На самом деле я, конечно, не понимал маминого волнения — да и поняла ли сразу она сама, что значит для нее эта находка? На щеках проступил румянец. Было непривычно видеть, как она ходит по комнате, прижимая то и дело маленькие кулачки к белым кружевам у горла, которые делали ее похожей на школьницу с образцово отглаженным воротничком; никогда она так не говорила — не то чтобы со мной — при мне. Со мной обычно не говорили всерьез; меня следовало беречь от излишнего знания, даже от газет, которые мама не выписывала на дом, а читала у себя в библиотеке (заодно экономя). Тем более, я мог еще брякнуть это лишнее при посторонних. Привыкши стесняться своих вопросов, я предпочитал домысливать; но мне в самом деле казалось, я откуда-то уже знал, я слышал уже про эту мамину бабушку, меценатку и деятельницу просвещения, передавшую когда-то свою библиотеку в дар городу, из которого семилетнюю маму увезли однажды поспешно, словно от опасности, не объясняя причин бегства, даже не объяснив, что это бегство. Ей, как и мне, лучше было не знать лишнего, достаточно было усвоить, что бабушкину фамилию не следует поминать вслух. Да и зачем, если у тебя совсем другая фамилия, если вообще ты совсем другой, отдельный человек… разве не так?
Мне казалось, я способен был это если не понять, то почувствовать. Иных вещей проще вовсе не знать, ведь, в самом же деле, это экономит душевные силы, нужные для остальной жизни, избавляет от затронутости чужими делами или чужой виной, от необходимости о чем-то умалчивать, напрягаться, следить за собой, а тем более укорять себя. И так ей слишком многое приходилось скрывать: уязвимость, неблагополучие, боль в позвоночнике, неудачного сына. Скрывать значило держаться, это стало второй натурой. Ее осанка, которую не объяснишь ни просто генами (до меня вот не дошло), ни детским воспитанием и которую не отменили даже годы сидячей библиотечной работы, при первой встрече могла вызвать у человека осторожность, близкую к почтительности: Бог знает, в самом деле, откуда у нее право на такую прямую спину, на высокомерно поднятый подбородок. Но слишком скоро ее ничем не обеспеченная беззащитность становилась очевидной, ошибочная почтительность требовала компенсации в виде соседских придирок и разнообразного хамства.

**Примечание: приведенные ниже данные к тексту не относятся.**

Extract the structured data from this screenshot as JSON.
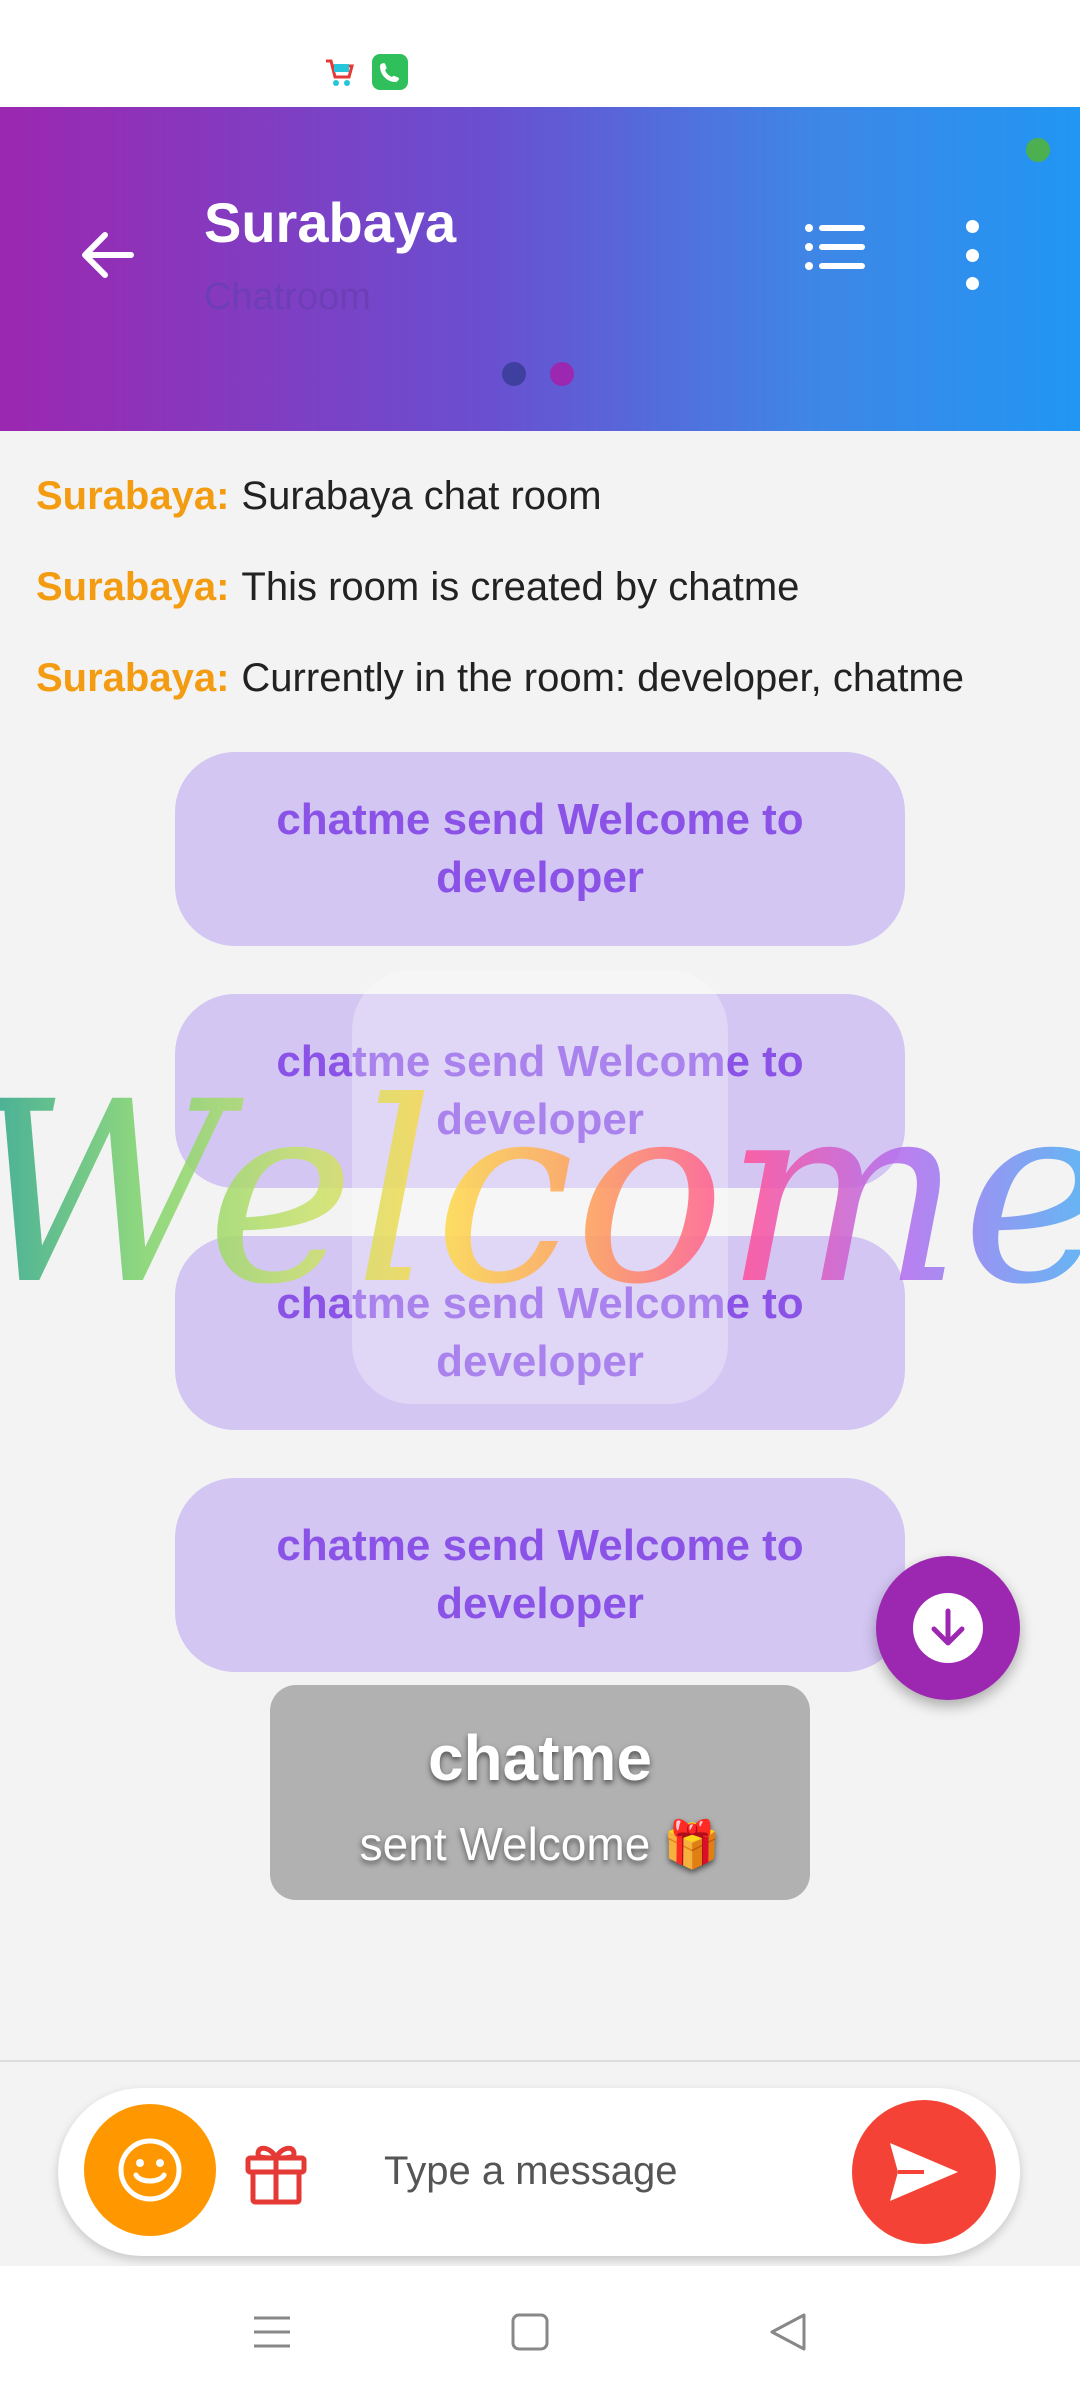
{
  "header": {
    "title": "Surabaya",
    "subtitle": "Chatroom",
    "gradient_colors": [
      "#9c27b0",
      "#2196f3"
    ],
    "page_dots": [
      {
        "color": "#3f3f9f",
        "active": false
      },
      {
        "color": "#9c27b0",
        "active": true
      }
    ]
  },
  "system_messages": [
    {
      "sender": "Surabaya:",
      "text": "Surabaya chat room"
    },
    {
      "sender": "Surabaya:",
      "text": "This room is created by chatme"
    },
    {
      "sender": "Surabaya:",
      "text": "Currently in the room: developer, chatme"
    }
  ],
  "gift_messages": [
    {
      "text": "chatme send Welcome to developer"
    },
    {
      "text": "chatme send Welcome to developer"
    },
    {
      "text": "chatme send Welcome to developer"
    },
    {
      "text": "chatme send Welcome to developer"
    }
  ],
  "gift_toast": {
    "sender": "chatme",
    "text": "sent Welcome 🎁"
  },
  "overlay": {
    "word": "Welcome"
  },
  "input": {
    "placeholder": "Type a message",
    "value": ""
  },
  "colors": {
    "sender_name": "#f39c12",
    "gift_bubble_bg": "#d4c6f3",
    "gift_bubble_text": "#8a52e6",
    "emoji_button": "#ff9800",
    "send_button": "#f44336",
    "scroll_button": "#9c27b0"
  },
  "icons": {
    "back": "arrow-left-icon",
    "list": "list-icon",
    "more": "more-vertical-icon",
    "emoji": "smiley-icon",
    "gift": "gift-icon",
    "send": "send-icon",
    "scroll": "arrow-down-circle-icon"
  }
}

— Я ее видела раза два-три, не больше, — говорила мама, считая зачем-то нужным это объяснять — или объясняться? не передо мной — перед кем же? Дело было вряд ли в самом листке и тем более не в его карандашном содержимом, которым она не успеет и не подумает заинтересоваться, которого даже не отметит сознанием, как не отметит поначалу второго, чужеродного, точно раздавленный опасный паук, штемпеля, — даже не в книге, из которой листок был вырван (и которая скорей всего погибла вместе с другими книгами), а в чем-то неявном, едва различимом, что потянулось, как ниточка к неизвестным мне воспоминаниям, которых, может, лучше бы не вытаскивать на свет. Она, как и я, забыла, что это помнит, — но проступало само собой. Румянец на щеках пошел пятнами. — Меня привозили к ней девочкой… сколько мне тогда было? Я только запомнила, как неприятно пахло табаком от нее, от ее платья… табаком, но еще какой-то застиранной чистотой… и голос каркающий меня пугал. Может потому, что она время от времени хлопала меня по спине твердой ладонью, чтобы не горбилась. Больше ничего… почему именно это? — разводила она руками и вновь брала со стола листок — ошметок наследства, которое проще было считать не существующим, а значит, не имеющим к тебе отношения, так давно и так окончательно оно было утрачено, всматривалась в рисунок и буквы четкого, старинной краски, оттиска, потом останавливалась у пианино, механически поднимала крышку — я чувствовал вдоль собственных позвонков напряжение замершей в ожидании и надежде струны: неужели хотя бы нажмет клавишу?..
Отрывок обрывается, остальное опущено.